Rita Rossi Colwell (born November 23, 1934) is an American environmental microbiologist and scientific administrator. Colwell holds degrees in bacteriology, genetics, and oceanography and studies infectious diseases. Colwell is the founder and Chair of CosmosID, a bioinformatics company. From 1998 to 2004, she was the 11th Director and 1st female Director of the National Science Foundation. She has served on the board of directors of EcoHealth Alliance since 2012.

Colwell was born on November 23, 1934, in Beverly, Massachusetts. Her parents, Louis and Louise Rossi, had eight children, Rita being the seventh child born into the Rossi household. Neither her mother nor her father were from scientific backgrounds. In 1956, Rita obtained a B.S. in bacteriology from Purdue University. She also received her M.S. in genetics from Purdue in 1957. Colwell obtained her Ph.D. from the University of Washington in aquatic microbiology under the direction of microbiologist John Liston in 1961. She participated in a post-doctoral fellowship at the Canadian National Research Council in Ottawa.

Colwell is recognized for her study of global infectious disease spread through water sources and its impacts on global health. Through this research, she has developed an international network that has brought attention to the emergence of new infectious diseases in drinking/bathing water, pertaining mostly to its role on the developing world.

During early research and study of cholera, Colwell discovered that cholera can lay dormant in unfavorable conditions and then resume normal functions when conditions are favorable again.

Many of her research papers have focused on abating the spread of cholera in the developing world by improving ways to track its spread and researching inexpensive methods for filtrating out the infection agents of cholera in water systems. Some of these tracking methods include observing weather patterns, surface water temperatures, chlorophyll concentrations, and rainfall patterns. Colwell's findings of correlations between these phenomena showed that the infection rate of cholera is connected to water temperatures. This rising temperature causes algae blooms that host cholera bacteria, and rainfall and extreme weather patterns aid in spreading cholera among water systems. Colwell also concluded that climate change will have a profound impact on the spread of cholera.

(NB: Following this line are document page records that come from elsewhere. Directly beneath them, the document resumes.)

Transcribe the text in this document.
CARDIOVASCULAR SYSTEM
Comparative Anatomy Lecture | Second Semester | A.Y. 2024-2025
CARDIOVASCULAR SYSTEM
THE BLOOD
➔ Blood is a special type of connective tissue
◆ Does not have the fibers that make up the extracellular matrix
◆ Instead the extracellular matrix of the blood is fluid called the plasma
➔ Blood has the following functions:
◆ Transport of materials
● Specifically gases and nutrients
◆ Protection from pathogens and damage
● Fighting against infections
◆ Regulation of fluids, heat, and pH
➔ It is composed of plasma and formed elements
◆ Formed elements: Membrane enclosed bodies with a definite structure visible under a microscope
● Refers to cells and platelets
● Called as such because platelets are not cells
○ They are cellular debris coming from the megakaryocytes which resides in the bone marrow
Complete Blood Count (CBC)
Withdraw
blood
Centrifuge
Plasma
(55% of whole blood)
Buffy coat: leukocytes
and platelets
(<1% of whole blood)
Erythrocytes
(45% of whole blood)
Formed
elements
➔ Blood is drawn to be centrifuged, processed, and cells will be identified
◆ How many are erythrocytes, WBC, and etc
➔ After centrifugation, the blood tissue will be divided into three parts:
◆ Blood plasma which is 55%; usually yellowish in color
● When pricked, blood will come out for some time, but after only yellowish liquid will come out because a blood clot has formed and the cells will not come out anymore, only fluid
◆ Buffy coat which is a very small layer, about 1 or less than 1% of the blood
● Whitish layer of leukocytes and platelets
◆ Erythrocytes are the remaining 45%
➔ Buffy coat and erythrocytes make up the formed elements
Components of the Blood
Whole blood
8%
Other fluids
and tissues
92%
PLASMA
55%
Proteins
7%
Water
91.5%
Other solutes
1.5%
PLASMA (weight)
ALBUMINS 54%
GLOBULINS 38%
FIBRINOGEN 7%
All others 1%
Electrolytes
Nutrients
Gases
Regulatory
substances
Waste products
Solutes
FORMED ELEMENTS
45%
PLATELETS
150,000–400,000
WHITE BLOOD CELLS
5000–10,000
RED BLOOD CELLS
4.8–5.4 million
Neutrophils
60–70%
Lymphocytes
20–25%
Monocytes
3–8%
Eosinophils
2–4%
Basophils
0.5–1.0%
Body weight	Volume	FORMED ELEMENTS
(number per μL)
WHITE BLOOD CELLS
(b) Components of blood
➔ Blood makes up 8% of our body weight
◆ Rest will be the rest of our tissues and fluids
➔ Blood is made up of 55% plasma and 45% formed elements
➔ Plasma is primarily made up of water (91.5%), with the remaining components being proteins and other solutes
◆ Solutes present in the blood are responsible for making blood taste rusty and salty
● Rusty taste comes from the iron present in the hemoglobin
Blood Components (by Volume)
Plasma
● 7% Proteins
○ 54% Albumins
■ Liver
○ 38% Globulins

Colwell has proposed ways people in the developing world can use inexpensive methods to filter water when water treatment facilities are not available. In one study spanning about 3 years, 65 villages in rural Bangladesh comprising 133,000 individuals, participated in an experiment in which they used folded sari cloth or nylon mesh filters placed over water pots to acquire safe drinking water from their local waterways. These inexpensive and readily available materials yielded a 48% reduction in cholera, when compared with the control: absence of any type of filter.

Colwell was the first female director of the National Science Foundation (NSF) and held this position from 1998 to 2004. In a presentation to members of the foundation in 2002, she detailed what the foundation should address in the future. She explained that an educated society is critical not just for developing technology, but for supporting that development, both by the public and by the government.

Colwell is interested in K-12 science and mathematical education, and she is a proponent of increasing the number of women and minorities in science and engineering. Rita Colwell was responsible for doubling the funding to the NSF initiative ADVANCE, which supports the advancement of women in academic science and engineering careers. Colwell also pushed to invest $60 million as part of a new priority area in mathematical and statistical sciences.